SEC Chairman Jay Clayton will confirm the enforcement division’s ongoing investigation when he testifies Tuesday before the Senate Banking Committee, according to prepared testimony reviewed by Reuters.
He has also asked the SEC’s Office of Inspector General to investigate the intrusion itself, the scope of non-public information that was stolen and how the SEC responded to the incident, which he said was properly reported to the Department of Homeland Security’s Computer Emergency Readiness Team.
The FBI’s investigation, which is being led out of New Jersey, is focusing specifically on the trading activity in connection with the breach, according to several sources.
One possibility the FBI is considering is that the SEC breach was connected to a group of hackers that intercepted electronic corporate press releases in a previous case which the FBI in New Jersey helped investigate, several of the sources said.
In that case, federal prosecutors in the New York borough of Brooklyn and New Jersey, as well as the SEC, charged an alliance of stock traders and suspected computer hackers based in the United States and Ukraine.
Clayton, who was installed as chairman in May, only learned of the 2016 breach in August through the enforcement investigation. SEC Commissioners Kara Stein and Mike Piwowar, who are the only other two sitting members of the agency at the moment, also only learned of it recently.
Some SEC enforcement attorneys not involved in the matter learned about it when they read it in the newspaper, sources said.
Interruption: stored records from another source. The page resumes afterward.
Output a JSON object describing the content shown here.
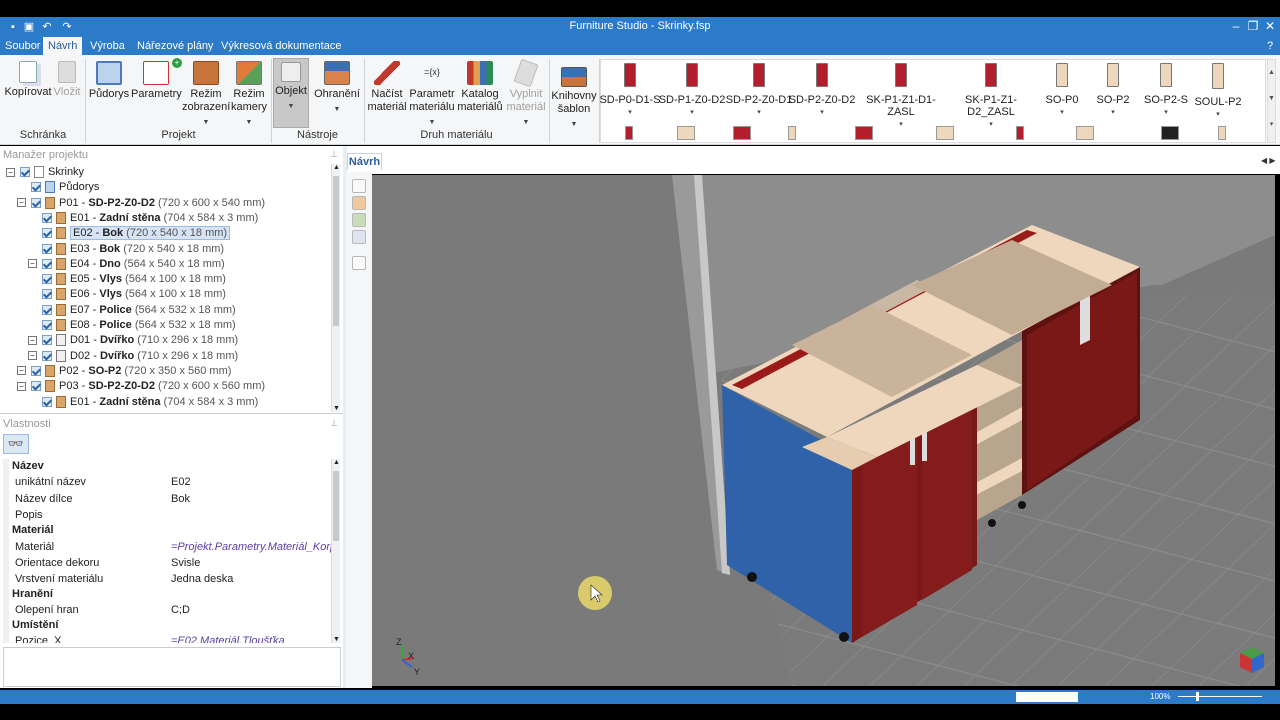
{
  "window": {
    "title": "Furniture Studio - Skrinky.fsp"
  },
  "menu": [
    "Soubor",
    "Návrh",
    "Výroba",
    "Nářezové plány",
    "Výkresová dokumentace"
  ],
  "menu_active_index": 1,
  "ribbon": {
    "kopirovat": "Kopírovat",
    "vlozit": "Vložit",
    "pudorys": "Půdorys",
    "parametry": "Parametry",
    "rezim_zobrazeni_1": "Režim",
    "rezim_zobrazeni_2": "zobrazení",
    "rezim_kamery_1": "Režim",
    "rezim_kamery_2": "kamery",
    "objekt": "Objekt",
    "ohraneni": "Ohranění",
    "nacist_material_1": "Načíst",
    "nacist_material_2": "materiál",
    "parametr_materialu_1": "Parametr",
    "parametr_materialu_2": "materiálu",
    "katalog_materialu_1": "Katalog",
    "katalog_materialu_2": "materiálů",
    "vyplnit_material_1": "Vyplnit",
    "vyplnit_material_2": "materiál",
    "knihovny_sablon_1": "Knihovny",
    "knihovny_sablon_2": "šablon",
    "groups": {
      "schranka": "Schránka",
      "projekt": "Projekt",
      "nastroje": "Nástroje",
      "druh_materialu": "Druh materiálu"
    },
    "parametry_glyph": "={x}",
    "parametr_glyph": "={x}"
  },
  "templates": [
    "SD-P0-D1-S",
    "SD-P1-Z0-D2",
    "SD-P2-Z0-D1",
    "SD-P2-Z0-D2",
    "SK-P1-Z1-D1-ZASL",
    "SK-P1-Z1-D2_ZASL",
    "SO-P0",
    "SO-P2",
    "SO-P2-S",
    "SOUL-P2"
  ],
  "project_manager": {
    "title": "Manažer projektu",
    "rows": [
      {
        "code": "",
        "name": "Skrinky",
        "dim": ""
      },
      {
        "code": "",
        "name": "Půdorys",
        "dim": ""
      },
      {
        "code": "P01 - ",
        "name": "SD-P2-Z0-D2",
        "dim": " (720 x 600 x 540 mm)"
      },
      {
        "code": "E01 - ",
        "name": "Zadní stěna",
        "dim": " (704 x 584 x 3 mm)"
      },
      {
        "code": "E02 - ",
        "name": "Bok",
        "dim": " (720 x 540 x 18 mm)"
      },
      {
        "code": "E03 - ",
        "name": "Bok",
        "dim": " (720 x 540 x 18 mm)"
      },
      {
        "code": "E04 - ",
        "name": "Dno",
        "dim": " (564 x 540 x 18 mm)"
      },
      {
        "code": "E05 - ",
        "name": "Vlys",
        "dim": " (564 x 100 x 18 mm)"
      },
      {
        "code": "E06 - ",
        "name": "Vlys",
        "dim": " (564 x 100 x 18 mm)"
      },
      {
        "code": "E07 - ",
        "name": "Police",
        "dim": " (564 x 532 x 18 mm)"
      },
      {
        "code": "E08 - ",
        "name": "Police",
        "dim": " (564 x 532 x 18 mm)"
      },
      {
        "code": "D01 - ",
        "name": "Dvířko",
        "dim": " (710 x 296 x 18 mm)"
      },
      {
        "code": "D02 - ",
        "name": "Dvířko",
        "dim": " (710 x 296 x 18 mm)"
      },
      {
        "code": "P02 - ",
        "name": "SO-P2",
        "dim": " (720 x 350 x 560 mm)"
      },
      {
        "code": "P03 - ",
        "name": "SD-P2-Z0-D2",
        "dim": " (720 x 600 x 560 mm)"
      },
      {
        "code": "E01 - ",
        "name": "Zadní stěna",
        "dim": " (704 x 584 x 3 mm)"
      }
    ]
  },
  "properties": {
    "title": "Vlastnosti",
    "sections": {
      "nazev": "Název",
      "material": "Materiál",
      "hraneni": "Hranění",
      "umisteni": "Umístění"
    },
    "rows": {
      "unikatni_nazev": {
        "label": "unikátní název",
        "value": "E02"
      },
      "nazev_dilce": {
        "label": "Název dílce",
        "value": "Bok"
      },
      "popis": {
        "label": "Popis",
        "value": ""
      },
      "material": {
        "label": "Materiál",
        "value": "=Projekt.Parametry.Materiál_Korpus"
      },
      "orientace": {
        "label": "Orientace dekoru",
        "value": "Svisle"
      },
      "vrstveni": {
        "label": "Vrstvení materiálu",
        "value": "Jedna deska"
      },
      "olepeni": {
        "label": "Olepení hran",
        "value": "C;D"
      },
      "pozice_x": {
        "label": "Pozice_X",
        "value": "=E02.Materiál.Tloušťka"
      }
    }
  },
  "viewport": {
    "tab": "Návrh",
    "axes": {
      "z": "Z",
      "x": "X",
      "y": "Y"
    }
  },
  "statusbar": {
    "zoom": "100%"
  },
  "colors": {
    "accent": "#2b7bc9",
    "door_red": "#7a1818",
    "panel_blue": "#2f62a8",
    "board": "#eed7bd"
  }
}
The delay in disclosing the hack and the months-long gap between uncovering it and discovering the potential insider trading are particularly embarrassing for an agency that has pushed companies to bolster their cyber capabilities and which investigates companies for failing to disclose breaches to investors faster.
While no company has ever been charged for flawed disclosures, the SEC has previously brought charges against brokerage firms over poor cyber security practices.
The SEC has experienced other cyber incidents in recent months.
Between October 2016 and April 2017, the SEC documented a variety of various cyber security incidents, according to one source familiar with the matter.
Reuters was not immediately able to ascertain the nature of all of the incidents, though the source said several involved EDGAR.
In one other case that was not related to EDGAR, a server being set up for SEC use had not been updated to fix known vulnerabilities, one person familiar with the matter said.
The SEC detected unauthorised communications from it. The FBI watched the traffic, which was early signalling or “beaconing” rather than the export of important information, and the hole was closed. In that case, the signal from the beacon was sent to a server in Ukraine, the person added.
The SEC has been criticized for its cyber defences. The U.S. Department of Homeland Security detected 5 “critical” vulnerabilities that needed to be fixed when it scanned a sample of the agency’s computers and devices the week of Jan. 23.